Speaking at a press conference ahead of the 2016 FIFA Club World Cup final, FIFA President Gianni Infantino hailed Japan’s passion for the beautiful game. Approximately 68,000 tickets for Sunday’s final have been secured by fans, the media and sponsors, making the global club showpiece event between Real Madrid and Kashima Antlers one of the highest-attended Club World Cup finals to be held in Japan.
It’s also been a tournament to remember for the hosts on the pitch, with J.League champions Kashima Antlers becoming the first Asian side to reach the final, and where a much-anticipated tie with UEFA Champions League winners Real Madrid at the International Stadium Yokohama awaits.
An important piece of football history was made at Japan 2016 with video assistance being used to support referees with match-changing decisions, as part of a trial process, for the first time in a FIFA tournament. Video Assistant Referees (VARs) helped referee Viktor Kassai in awarding a first-half penalty to Kashima Antlers in their semi-final against Colombia’s Atletico Nacional, after receiving information about a missed incident from VAR Danny Makkelie.

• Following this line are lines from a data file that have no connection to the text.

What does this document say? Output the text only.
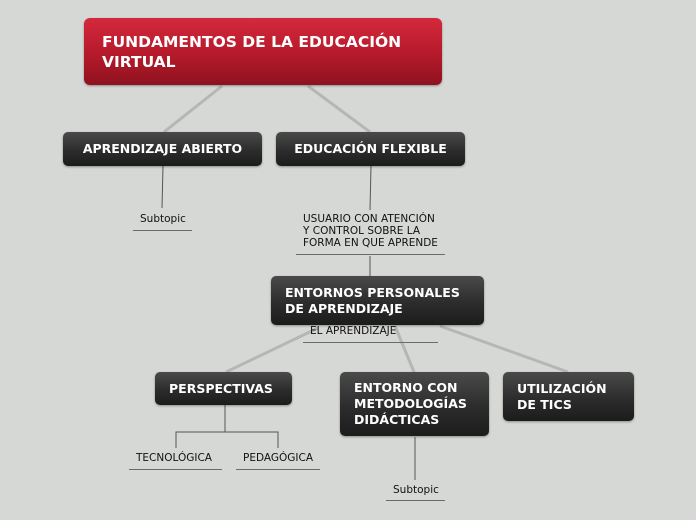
FUNDAMENTOS DE LA EDUCACIÓN VIRTUAL
APRENDIZAJE ABIERTO	EDUCACIÓN FLEXIBLE
Subtopic	USUARIO CON ATENCIÓN
Y CONTROL SOBRE LA
FORMA EN QUE APRENDE
ENTORNOS PERSONALES DE APRENDIZAJE
EL APRENDIZAJE
PERSPECTIVAS	ENTORNO CON METODOLOGÍAS DIDÁCTICAS
UTILIZACIÓN DE TICS
TECNOLÓGICA	PEDAGÓGICA
Subtopic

Gianni Infantino, FIFA President I want to thank the JFA for the work they have done in helping organise this fantastic event, and the Japanese people, whose love for football continues to inspire me. It is inspiring not just for me but everyone who is involved with football and wants this sport to develop. We have seen in Japan the development that has occurred in the last number of years and this development comes to quite a nice point where we have a Japanese team in the Club World final for the first time. It’s quite an achievement, but this is football. This is what it’s about, it’s inspiring.
Atletico Nacional flew to Japan shortly after having to cope with the tragedy that has touched all of us of Chapecoense. Atletico Nacional should have been playing Chapecoense in the Copa Sudamericana final but the air tragedy didn’t allow this match to happen. The reaction of the Atletico Nacional fans has touched the hearts of all those who love football around the world. I want to express the gratitude of FIFA to Atletico Nacional who have touched our hearts and feelings regarding this tragedy.
Kohzo Tashima, JFA President Kashima Antlers advancing to the final is a huge step for Japanese football and hosting this tournament has been very significant to the development of the game in Japan. I feel the difference between the continents is narrowing down and other confederations are becoming stronger, and now Kashima have been able to advance to the final. The Japanese football family are in love with this tournament. The JFA is happy to support the development and success of the Club World Cup and I always look forward to seeing this tournament coming back to Japan. This tournament has been historic with Kashima getting to the final and VAR being implemented into a FIFA tournament for the first time.
*On VARs being used at an official FIFA tournament for the first time: Gianni Infantino, FIFA President Governing bodies – FIFA in particular – have been criticised over the years for refusing to use video assistance refereeing. We have finally decided to move from words to action, to try and see how it works. I was sceptical myself at first but if you don’t try it concretely, how do you know if it’s going to work or not? *
This decision was taken in March at the IFAB meeting. Since then a lot of decisions have been made about how this technology should be used, some offline tests have taken place, some tests in friendly games, but nothing replaces the real test in an official competition. This is the reason why we have decided to make the tests now at the Club World Cup in Japan. We have made history by using VAR for the first time. We have worked a lot to be able to get there. Of course, it is a challenge to put the theory in practice. There may be some criticism but that’s why we’re making the tests, to see what can be improved. We believe VAR can deliver minimum interference for maximum benefit, which is essential for the flow of the game. We are extremely positive.
The IFAB will take a final decision about . It’s premature to talk about it’s full implementation. As of today, there are competitions in 12 countries that have agreed to be part of this test and we welcome this very much. We already have a good view by the end of next year about what it means if it has to be implemented in different countries. If IFAB decides to approve the VAR system to go forward in March 2018, FIFA will certainly use it in its tournaments. It is then however up to each association to decide if they use the VAR system and in competitions. It’s their decision. One of the key elements, we don’t want the flow of the game to be interrupted. The flow of the game is one of football’s biggest assets. We cannot allow the flow of the game to be interrupted.
Marco van Basten, FIFA Chief Officer for Technical Development I think everybody understands that if you start a new thing, sometimes in the beginning you need a few more seconds. If these few, let’s say 10-15 seconds, give us all a better feeling that the right decision has been made, I think we should all be happy with it. I’m convinced that in a few months and years that everyone will understand and improve the way referees will make decisions. It’s just a matter of time and I think in the end everyone is happy about it.
Massimo Busacca, Head of FIFA's Refereeing Department The most difficult part will be the referee deciding when video should be used. It will always be a human taking the decision and correcting possible clear mistakes, not technology. There is still much to do. We have to have more communication. Every innovation takes time. But I think what’s important today is that we have started and we have results. Some say they are good, some say they are to be corrected, but this is the way to do it, to continue with VAR. We're not trying to check every decision, we are saying that it will be used in critical moments. If there is a clear mistake, then it will be used.